De façon plus anecdotique, la BCE va devoir probablement dévoiler davantage sa stratégie. La guerre en Ukraine a créé en Europe un choc sur la croissance dont l’impact est hétérogène selon le pays considéré. Ajoutons à cela la fin du quantitative easing en Europe et le programme de hausse de taux dont les dernières déclarations laissent à penser que la première pourrait commencer en juillet. Autrement dit, les spreads des pays périphériques, jusqu’ici bien rangés sous l’effet de liquidités, vont pouvoir retrouver des trajectoires différenciées. La BCE avait indiqué pouvoir mettre en œuvre un dispositif destiné à contenir les spreads si nécessaire, sans en préciser les contours. Depuis avril, le spread BTP-Bund a grimpé d’une cinquantaine de points de base sans la moindre nouvelle spécifique concernant l’Italie. Il n’est pas impossible que le marché teste la BCE. Tant qu’elle n’a pas expliqué comment durcir les condition financières tout en limitant les effets sur les spreads périphériques, il y a un risque d’amplification du durcissement de ces conditions financières.

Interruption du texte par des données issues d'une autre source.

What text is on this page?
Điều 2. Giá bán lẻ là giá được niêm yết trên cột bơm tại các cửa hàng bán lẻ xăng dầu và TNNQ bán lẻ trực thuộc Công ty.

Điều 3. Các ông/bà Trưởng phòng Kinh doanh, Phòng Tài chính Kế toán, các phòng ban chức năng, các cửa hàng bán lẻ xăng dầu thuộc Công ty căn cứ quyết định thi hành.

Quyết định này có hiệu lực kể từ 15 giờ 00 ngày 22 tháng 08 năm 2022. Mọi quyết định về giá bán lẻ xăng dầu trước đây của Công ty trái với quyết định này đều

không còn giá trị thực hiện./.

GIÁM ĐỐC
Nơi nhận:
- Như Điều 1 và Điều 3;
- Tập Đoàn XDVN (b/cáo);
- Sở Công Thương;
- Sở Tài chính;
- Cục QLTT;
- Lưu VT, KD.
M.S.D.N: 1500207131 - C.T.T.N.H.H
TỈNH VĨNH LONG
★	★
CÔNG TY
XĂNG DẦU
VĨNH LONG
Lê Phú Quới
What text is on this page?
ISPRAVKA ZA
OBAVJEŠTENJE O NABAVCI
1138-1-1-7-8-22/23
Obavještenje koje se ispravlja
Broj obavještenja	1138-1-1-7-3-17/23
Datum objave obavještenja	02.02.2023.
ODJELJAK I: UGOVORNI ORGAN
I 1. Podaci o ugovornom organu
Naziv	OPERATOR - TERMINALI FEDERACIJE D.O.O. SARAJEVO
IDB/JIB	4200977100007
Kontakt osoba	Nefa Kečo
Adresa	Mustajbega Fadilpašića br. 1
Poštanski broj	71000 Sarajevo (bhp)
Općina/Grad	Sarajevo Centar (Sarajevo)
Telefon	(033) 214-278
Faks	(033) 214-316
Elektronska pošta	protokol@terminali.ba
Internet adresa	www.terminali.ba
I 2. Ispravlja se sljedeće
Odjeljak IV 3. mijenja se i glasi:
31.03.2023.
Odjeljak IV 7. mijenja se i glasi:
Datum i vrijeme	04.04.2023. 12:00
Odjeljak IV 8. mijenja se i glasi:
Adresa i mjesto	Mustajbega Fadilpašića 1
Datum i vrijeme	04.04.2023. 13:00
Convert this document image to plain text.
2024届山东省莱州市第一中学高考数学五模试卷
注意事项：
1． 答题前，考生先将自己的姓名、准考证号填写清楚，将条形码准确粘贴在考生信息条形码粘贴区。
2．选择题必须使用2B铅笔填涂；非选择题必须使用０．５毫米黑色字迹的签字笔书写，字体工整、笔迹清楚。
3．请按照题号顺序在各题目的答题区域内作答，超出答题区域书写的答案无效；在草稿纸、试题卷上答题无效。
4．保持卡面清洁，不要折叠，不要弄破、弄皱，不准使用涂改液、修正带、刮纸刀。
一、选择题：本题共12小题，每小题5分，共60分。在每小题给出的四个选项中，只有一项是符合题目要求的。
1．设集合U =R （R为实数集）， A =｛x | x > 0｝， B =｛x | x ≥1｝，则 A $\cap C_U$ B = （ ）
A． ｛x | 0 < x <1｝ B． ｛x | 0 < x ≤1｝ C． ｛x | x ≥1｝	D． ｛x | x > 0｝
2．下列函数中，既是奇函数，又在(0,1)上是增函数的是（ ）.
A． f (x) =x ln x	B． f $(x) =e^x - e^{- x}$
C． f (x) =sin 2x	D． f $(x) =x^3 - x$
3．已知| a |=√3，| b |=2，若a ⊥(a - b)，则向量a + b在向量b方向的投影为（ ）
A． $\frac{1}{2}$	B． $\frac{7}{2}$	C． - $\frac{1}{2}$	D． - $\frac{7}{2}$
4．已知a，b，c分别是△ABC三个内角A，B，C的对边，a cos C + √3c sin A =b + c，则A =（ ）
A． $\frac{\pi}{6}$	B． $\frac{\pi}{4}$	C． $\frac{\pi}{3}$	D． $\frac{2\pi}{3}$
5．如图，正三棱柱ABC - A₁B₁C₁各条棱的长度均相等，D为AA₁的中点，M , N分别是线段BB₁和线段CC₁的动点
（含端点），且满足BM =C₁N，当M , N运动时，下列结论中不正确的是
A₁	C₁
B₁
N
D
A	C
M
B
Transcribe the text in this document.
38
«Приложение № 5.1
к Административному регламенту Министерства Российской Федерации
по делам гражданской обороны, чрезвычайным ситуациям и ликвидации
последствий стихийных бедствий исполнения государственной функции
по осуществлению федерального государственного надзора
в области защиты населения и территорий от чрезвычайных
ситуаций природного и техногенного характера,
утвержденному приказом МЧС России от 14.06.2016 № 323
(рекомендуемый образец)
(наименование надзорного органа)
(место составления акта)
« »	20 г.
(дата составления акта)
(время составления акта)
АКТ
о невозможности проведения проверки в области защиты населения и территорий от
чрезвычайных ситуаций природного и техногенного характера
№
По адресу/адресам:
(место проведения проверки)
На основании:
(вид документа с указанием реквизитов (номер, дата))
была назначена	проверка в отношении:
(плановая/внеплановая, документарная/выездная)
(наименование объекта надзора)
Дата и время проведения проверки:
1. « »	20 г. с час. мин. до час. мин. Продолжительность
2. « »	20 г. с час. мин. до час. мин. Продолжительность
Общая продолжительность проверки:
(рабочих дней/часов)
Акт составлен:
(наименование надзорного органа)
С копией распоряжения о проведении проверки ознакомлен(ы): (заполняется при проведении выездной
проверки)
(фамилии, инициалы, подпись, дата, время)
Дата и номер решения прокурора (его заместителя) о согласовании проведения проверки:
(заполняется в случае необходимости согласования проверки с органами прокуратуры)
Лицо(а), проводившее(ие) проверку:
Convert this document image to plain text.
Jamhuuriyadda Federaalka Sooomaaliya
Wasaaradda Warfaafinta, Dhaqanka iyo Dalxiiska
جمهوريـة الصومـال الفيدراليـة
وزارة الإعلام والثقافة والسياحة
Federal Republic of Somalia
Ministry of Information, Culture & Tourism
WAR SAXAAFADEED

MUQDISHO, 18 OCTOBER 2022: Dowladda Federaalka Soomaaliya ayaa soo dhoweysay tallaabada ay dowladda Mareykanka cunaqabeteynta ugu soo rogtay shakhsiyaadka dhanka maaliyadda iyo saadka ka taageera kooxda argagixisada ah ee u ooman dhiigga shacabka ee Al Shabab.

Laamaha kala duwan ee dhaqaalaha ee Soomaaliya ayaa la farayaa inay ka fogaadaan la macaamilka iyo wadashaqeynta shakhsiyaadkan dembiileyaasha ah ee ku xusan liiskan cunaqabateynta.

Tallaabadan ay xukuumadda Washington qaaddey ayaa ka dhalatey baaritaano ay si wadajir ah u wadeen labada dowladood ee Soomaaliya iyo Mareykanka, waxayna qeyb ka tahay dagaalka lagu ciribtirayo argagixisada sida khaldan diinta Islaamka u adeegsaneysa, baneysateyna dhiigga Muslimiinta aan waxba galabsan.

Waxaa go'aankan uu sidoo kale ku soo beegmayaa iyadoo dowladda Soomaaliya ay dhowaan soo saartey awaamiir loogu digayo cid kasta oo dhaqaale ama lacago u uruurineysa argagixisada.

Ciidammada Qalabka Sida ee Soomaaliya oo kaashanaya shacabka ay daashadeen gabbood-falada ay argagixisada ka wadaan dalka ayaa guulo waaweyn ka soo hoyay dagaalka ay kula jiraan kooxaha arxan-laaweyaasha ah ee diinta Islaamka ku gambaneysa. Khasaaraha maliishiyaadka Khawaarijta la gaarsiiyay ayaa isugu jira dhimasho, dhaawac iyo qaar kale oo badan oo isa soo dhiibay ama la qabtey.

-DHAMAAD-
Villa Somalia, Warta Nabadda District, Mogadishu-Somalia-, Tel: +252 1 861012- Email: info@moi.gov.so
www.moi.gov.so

Dans ce contexte, nous avons réduit nos expositions aux actions japonaises. En revanche, même si nous restons prudents sur la duration, nous avons remonté le score des obligations gouvernementales américaines (en préférant les maturités courtes et intermédiaires). Nous trouvons que le marché anticipe beaucoup de hausses de taux alors que la Réserve fédérale semble vouloir envisager une pause une fois le taux « neutre » atteint. Ce dernier se situe selon Jerome Powell entre 2% et 3%, une fourchette large mais les marchés anticipent des fed funds allant au-delà.